2009年の日付があるので、その頃から、小説を、フィクションを書いてやろうと思いだして、ブログに文章を載せだしました。形式は新聞小説のウエブ版を想定し、内容はセックスの本番を描写することをメインにしました。写真や映像は撮らないから、文章は自分の文体で、様々な形式で書いてきました。どこから読んでも興奮を誘う、短編から中編小説だけど、全体として大河小説のような規模にしたいと思っていました。もちろん使う言葉が、猥雑な単語で、滑らかに読めるように工夫して、と思って何度も何度も同じような内容を繰り返すのでした。かなりの分量になったと思います。現在は中断していて、たぶんもう再開はしないだろうと思っていますが、これは、まだ、わかりません。自分の体力と精力が回復すれば、また、はじめるかもしれません。
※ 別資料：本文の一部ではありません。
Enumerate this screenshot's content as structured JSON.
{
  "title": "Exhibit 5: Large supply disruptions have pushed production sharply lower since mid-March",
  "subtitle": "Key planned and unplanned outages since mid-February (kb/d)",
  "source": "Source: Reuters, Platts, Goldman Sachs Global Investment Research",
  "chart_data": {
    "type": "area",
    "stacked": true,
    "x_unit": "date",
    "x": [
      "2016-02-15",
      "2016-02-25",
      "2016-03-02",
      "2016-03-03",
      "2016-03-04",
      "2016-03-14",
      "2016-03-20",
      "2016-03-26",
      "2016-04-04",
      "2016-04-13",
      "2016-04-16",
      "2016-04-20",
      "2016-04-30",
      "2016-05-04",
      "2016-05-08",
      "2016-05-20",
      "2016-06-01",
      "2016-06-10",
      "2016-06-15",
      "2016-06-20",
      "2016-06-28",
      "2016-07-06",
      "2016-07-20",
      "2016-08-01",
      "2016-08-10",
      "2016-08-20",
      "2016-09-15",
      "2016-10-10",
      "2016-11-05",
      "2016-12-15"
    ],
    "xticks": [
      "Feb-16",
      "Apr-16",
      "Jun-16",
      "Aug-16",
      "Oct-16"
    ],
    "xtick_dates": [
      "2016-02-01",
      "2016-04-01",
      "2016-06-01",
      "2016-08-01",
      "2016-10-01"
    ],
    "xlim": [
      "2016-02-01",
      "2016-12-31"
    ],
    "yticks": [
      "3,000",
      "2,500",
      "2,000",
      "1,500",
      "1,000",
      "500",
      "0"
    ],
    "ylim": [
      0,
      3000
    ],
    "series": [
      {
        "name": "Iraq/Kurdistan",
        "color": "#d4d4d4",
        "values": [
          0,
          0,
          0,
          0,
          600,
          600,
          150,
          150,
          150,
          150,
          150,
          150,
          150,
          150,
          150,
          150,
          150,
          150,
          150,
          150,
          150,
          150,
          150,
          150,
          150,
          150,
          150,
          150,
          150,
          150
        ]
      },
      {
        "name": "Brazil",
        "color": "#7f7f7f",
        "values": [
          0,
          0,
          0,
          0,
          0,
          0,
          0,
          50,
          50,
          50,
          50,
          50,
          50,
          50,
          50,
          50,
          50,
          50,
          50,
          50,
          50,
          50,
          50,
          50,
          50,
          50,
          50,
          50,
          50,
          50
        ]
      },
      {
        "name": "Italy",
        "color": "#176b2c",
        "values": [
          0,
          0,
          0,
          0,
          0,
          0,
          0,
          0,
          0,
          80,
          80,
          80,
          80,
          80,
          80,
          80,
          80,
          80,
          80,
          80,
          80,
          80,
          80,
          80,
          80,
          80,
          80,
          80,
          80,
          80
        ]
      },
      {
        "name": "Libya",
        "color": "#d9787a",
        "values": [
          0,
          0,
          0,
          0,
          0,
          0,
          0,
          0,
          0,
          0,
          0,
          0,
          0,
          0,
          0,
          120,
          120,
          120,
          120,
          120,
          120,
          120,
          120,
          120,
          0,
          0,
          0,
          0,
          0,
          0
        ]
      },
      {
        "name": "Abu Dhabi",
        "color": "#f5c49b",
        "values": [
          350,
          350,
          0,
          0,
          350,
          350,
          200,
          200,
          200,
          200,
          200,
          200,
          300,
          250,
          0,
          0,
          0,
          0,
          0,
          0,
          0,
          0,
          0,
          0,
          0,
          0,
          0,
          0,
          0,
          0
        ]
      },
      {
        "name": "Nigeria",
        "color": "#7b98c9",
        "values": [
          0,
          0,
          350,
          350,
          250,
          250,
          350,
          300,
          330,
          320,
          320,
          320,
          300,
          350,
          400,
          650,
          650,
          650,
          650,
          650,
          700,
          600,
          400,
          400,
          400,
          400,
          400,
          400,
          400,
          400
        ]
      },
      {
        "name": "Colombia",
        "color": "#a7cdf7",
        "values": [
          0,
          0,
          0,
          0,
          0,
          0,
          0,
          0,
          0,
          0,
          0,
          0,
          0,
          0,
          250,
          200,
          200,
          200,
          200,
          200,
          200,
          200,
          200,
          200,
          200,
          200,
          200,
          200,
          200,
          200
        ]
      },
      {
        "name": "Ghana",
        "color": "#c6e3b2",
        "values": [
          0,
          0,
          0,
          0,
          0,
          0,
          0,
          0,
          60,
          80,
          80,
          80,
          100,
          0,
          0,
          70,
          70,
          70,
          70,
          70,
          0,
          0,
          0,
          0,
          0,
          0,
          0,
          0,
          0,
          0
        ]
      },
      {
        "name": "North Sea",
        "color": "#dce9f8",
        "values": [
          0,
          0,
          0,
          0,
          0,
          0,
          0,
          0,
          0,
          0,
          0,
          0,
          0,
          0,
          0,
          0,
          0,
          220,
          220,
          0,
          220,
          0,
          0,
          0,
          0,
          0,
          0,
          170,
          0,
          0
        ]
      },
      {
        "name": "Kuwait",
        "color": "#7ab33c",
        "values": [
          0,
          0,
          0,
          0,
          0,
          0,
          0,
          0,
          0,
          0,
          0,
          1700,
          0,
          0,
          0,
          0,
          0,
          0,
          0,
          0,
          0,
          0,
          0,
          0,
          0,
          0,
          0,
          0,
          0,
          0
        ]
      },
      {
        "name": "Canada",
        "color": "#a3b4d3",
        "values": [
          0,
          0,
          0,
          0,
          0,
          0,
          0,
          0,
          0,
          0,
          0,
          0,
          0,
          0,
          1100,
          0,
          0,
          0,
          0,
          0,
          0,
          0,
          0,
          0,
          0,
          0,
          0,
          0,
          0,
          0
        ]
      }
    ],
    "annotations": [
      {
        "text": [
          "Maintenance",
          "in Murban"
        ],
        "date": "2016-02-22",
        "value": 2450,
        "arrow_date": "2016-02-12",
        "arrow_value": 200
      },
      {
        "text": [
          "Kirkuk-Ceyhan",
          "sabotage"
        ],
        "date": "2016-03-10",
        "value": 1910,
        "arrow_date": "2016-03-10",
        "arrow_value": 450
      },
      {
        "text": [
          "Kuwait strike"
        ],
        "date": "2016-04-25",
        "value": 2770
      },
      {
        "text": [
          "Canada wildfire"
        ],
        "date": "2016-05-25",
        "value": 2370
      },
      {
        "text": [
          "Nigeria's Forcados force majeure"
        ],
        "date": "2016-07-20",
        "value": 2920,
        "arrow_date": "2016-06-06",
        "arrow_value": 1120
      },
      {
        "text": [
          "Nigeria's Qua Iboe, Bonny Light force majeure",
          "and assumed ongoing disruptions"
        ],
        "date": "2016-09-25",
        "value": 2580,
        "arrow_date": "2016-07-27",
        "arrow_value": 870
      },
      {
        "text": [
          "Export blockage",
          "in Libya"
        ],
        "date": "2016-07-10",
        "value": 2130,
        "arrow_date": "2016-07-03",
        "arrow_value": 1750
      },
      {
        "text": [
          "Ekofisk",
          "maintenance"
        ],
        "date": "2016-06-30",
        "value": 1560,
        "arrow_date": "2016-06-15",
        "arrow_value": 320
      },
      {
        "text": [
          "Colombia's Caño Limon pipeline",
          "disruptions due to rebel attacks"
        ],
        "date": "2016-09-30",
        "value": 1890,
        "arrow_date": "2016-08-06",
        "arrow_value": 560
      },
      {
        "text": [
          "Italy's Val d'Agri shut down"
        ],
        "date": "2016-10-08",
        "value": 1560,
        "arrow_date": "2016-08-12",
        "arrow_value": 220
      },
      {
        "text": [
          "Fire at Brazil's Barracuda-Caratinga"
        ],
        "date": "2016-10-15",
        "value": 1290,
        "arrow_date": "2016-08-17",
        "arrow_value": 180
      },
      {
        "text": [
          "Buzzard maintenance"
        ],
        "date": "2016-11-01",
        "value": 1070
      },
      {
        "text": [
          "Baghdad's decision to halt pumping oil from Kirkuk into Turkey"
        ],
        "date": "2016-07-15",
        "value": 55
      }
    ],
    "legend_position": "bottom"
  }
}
それまでに、かなり大量の小説を読みました。置いている本屋さんと置いてない本屋さんがあるけれど、フランス文庫、幻冬舎アウトロー文庫、河出書房新社のシリーズ、それから雑誌のバックナンバーから探して、読み漁り、大体の感覚をつかんで、それよりもエロスな表現を模索してみようと思って、かなりリアルに、ロマンティックに、自称リアルロマン小説と呼んで表現しています。ライブドアのブログがアダルトに対応してくれているので、中期以降はライブドアのブログで連載しています。いま「えろす」という表題のブログに、これまでの文章をまとめている最中です。何度か忠告をうけ、ブログを閉鎖されたことも多々あります。写真が引っかかったのだと思いますが、最近では自主規制しているところです。写真は、ネットからダウンロードさせてもらって、使わせてもらっていて、ぼく自身が撮った写真は一枚もありません。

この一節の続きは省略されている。